Kemenangan ini bukan sekadar tambahan tiga poin bagi Torino. Lebih dari itu, hasil tersebut memberi napas lega bagi tim berjuluk Il Toro yang tengah berusaha menjauh dari ancaman zona degradasi.
Empat gol kemenangan Torino dicetak oleh Giovanni Simeone, Emirhan Ilkhan, gol bunuh diri Mandela Keita, serta gol penutup dari Duvan Zapata. Sementara Parma sempat memberi perlawanan lewat gol Mateo Pellegrino.
Gol Cepat yang Mengubah Ritme Laga
Torino memulai pertandingan dengan tempo tinggi. Belum genap lima menit laga berjalan, publik tuan rumah sudah bersorak.
Striker asal Argentina, Giovanni Simeone, membuka keunggulan Torino pada menit ketiga melalui penyelesaian tajam di depan gawang. Gol cepat itu membuat Torino langsung memegang kendali permainan.
Namun Parma tidak tinggal diam.
Pada menit ke-20, serangan balik Parma menghasilkan peluang emas.

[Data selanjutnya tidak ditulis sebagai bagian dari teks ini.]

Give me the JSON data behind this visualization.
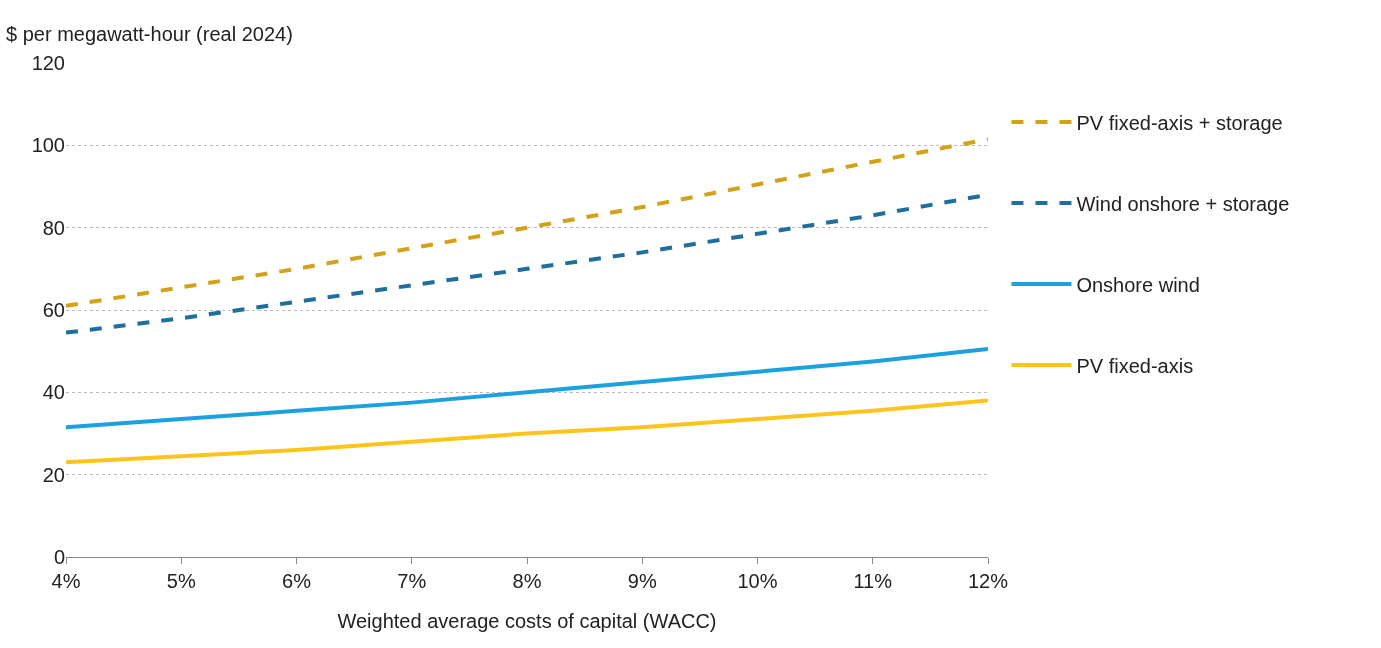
{
  "chart_data": {
    "type": "line",
    "xlabel": "Weighted average costs of capital (WACC)",
    "ylabel": "$ per megawatt-hour (real 2024)",
    "x": [
      4,
      5,
      6,
      7,
      8,
      9,
      10,
      11,
      12
    ],
    "series": [
      {
        "name": "PV fixed-axis + storage",
        "color": "#d4a21a",
        "line_style": "dashed",
        "values": [
          61,
          65.5,
          70,
          75,
          80,
          85,
          90.5,
          96,
          101.5
        ]
      },
      {
        "name": "Wind onshore + storage",
        "color": "#1f6f9e",
        "line_style": "dashed",
        "values": [
          54.5,
          58,
          62,
          66,
          70,
          74,
          78.5,
          83,
          88
        ]
      },
      {
        "name": "Onshore wind",
        "color": "#1ba1dd",
        "line_style": "solid",
        "values": [
          31.5,
          33.5,
          35.5,
          37.5,
          40,
          42.5,
          45,
          47.5,
          50.5
        ]
      },
      {
        "name": "PV fixed-axis",
        "color": "#fcc51e",
        "line_style": "solid",
        "values": [
          23,
          24.5,
          26,
          28,
          30,
          31.5,
          33.5,
          35.5,
          38
        ]
      }
    ],
    "xlim": [
      4,
      12
    ],
    "xticks": [
      {
        "value": 4,
        "label": "4%"
      },
      {
        "value": 5,
        "label": "5%"
      },
      {
        "value": 6,
        "label": "6%"
      },
      {
        "value": 7,
        "label": "7%"
      },
      {
        "value": 8,
        "label": "8%"
      },
      {
        "value": 9,
        "label": "9%"
      },
      {
        "value": 10,
        "label": "10%"
      },
      {
        "value": 11,
        "label": "11%"
      },
      {
        "value": 12,
        "label": "12%"
      }
    ],
    "ylim": [
      0,
      120
    ],
    "yticks": [
      0,
      20,
      40,
      60,
      80,
      100,
      120
    ],
    "grid": "y",
    "legend": "right",
    "marker": "none"
  }
}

Umpan silang akurat dari Gabriel Strefezza berhasil disambut sundulan Mateo Pellegrino yang menaklukkan penjaga gawang Torino.

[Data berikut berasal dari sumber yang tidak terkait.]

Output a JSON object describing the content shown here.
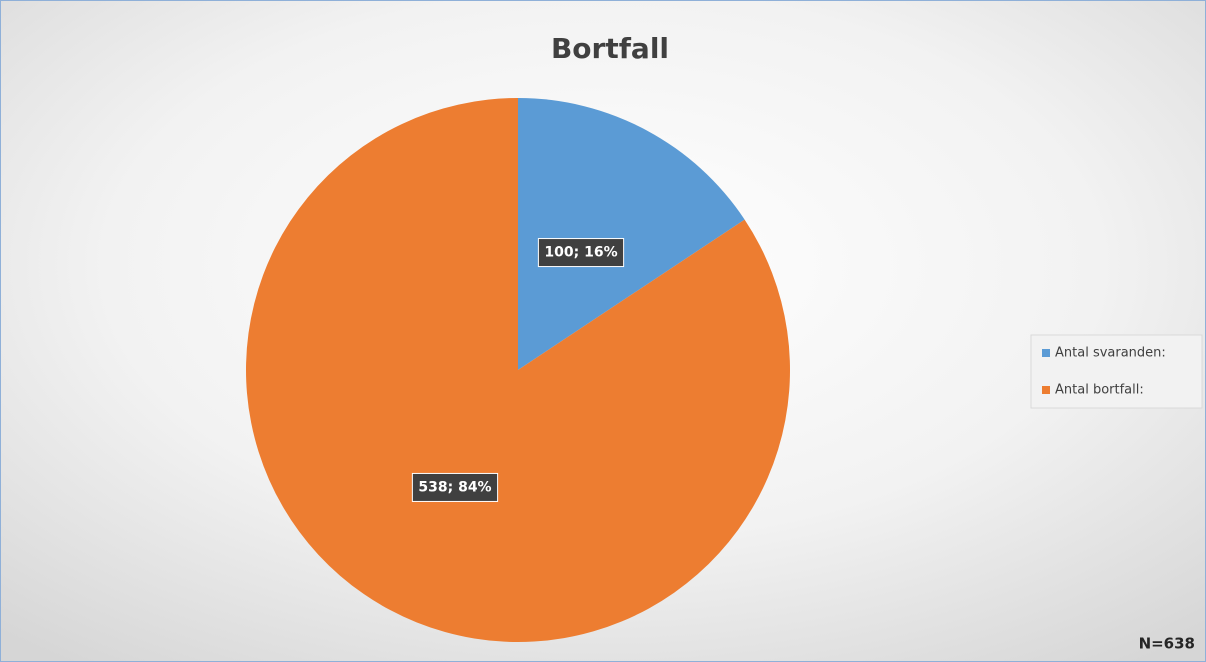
{
  "chart_data": {
    "type": "pie",
    "title": "Bortfall",
    "categories": [
      "Antal svaranden:",
      "Antal bortfall:"
    ],
    "values": [
      100,
      538
    ],
    "value_labels": [
      "100; 16%",
      "538; 84%"
    ],
    "colors": [
      "#5b9bd5",
      "#ed7d31"
    ],
    "legend": "right",
    "annotation": "N=638"
  }
}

Skor pun berubah menjadi 1-1, membuat pertandingan kembali terbuka.
Torino Mendominasi Permainan
Setelah gol penyama kedudukan tersebut, Torino terus menekan pertahanan Parma.
Serangan demi serangan dilancarkan tuan rumah, tetapi lini belakang Parma masih mampu bertahan hingga babak pertama berakhir.
Meski dominan dalam penguasaan bola, Torino harus puas menutup babak pertama dengan skor imbang 1-1.
Babak Kedua Jadi Milik Torino
Memasuki babak kedua, Torino tampil lebih agresif.
Upaya mereka akhirnya membuahkan hasil pada menit ke-55 ketika gelandang muda Emirhan Ilkhan mencetak gol setelah menerima umpan matang dari Che Adams. Sepakan Ilkhan membawa Torino kembali unggul 2-1.
Momentum itu langsung dimanfaatkan dengan baik oleh tim tuan rumah.
Hanya dua menit berselang, tekanan Torino memaksa kesalahan di lini pertahanan Parma. Bola justru berbelok masuk ke gawang sendiri setelah mengenai Mandela Keita.
Gol bunuh diri itu membuat Torino memperlebar keunggulan menjadi 3-1 pada menit ke-57.
Zapata Menutup Pesta Gol
Ketika laga tampak akan berakhir dengan skor 3-1, Torino masih sempat menambah satu gol lagi.
Pada masa tambahan waktu menit 90+1, penyerang Kolombia Duvan Zapata menuntaskan umpan dari Sandro Kulenovic menjadi gol keempat bagi Torino.
Gol tersebut sekaligus menutup pertandingan dengan skor telak 4-1.
Torino Menjauh dari Ancaman Degradasi
Kemenangan ini membawa Torino naik ke peringkat ke-13 klasemen sementara Serie A dengan 33 poin dari 29 pertandingan.
Posisi tersebut membuat mereka kini unggul sembilan poin dari zona degradasi—jarak yang cukup penting menjelang akhir musim.
Di sisi lain, Parma harus puas tertahan di peringkat ke-12 dengan 34 poin dari jumlah pertandingan yang sama.
Meski masih relatif aman dari ancaman degradasi, kekalahan ini menjadi pengingat bagi Parma bahwa persaingan di papan tengah Serie A tetap ketat hingga pekan-pekan terakhir.
Bagi Torino, kemenangan besar ini bukan hanya soal skor. Ini adalah pesan bahwa mereka masih memiliki kekuatan untuk bangkit dan menutup musim dengan lebih percaya diri di hadapan para pendukungnya.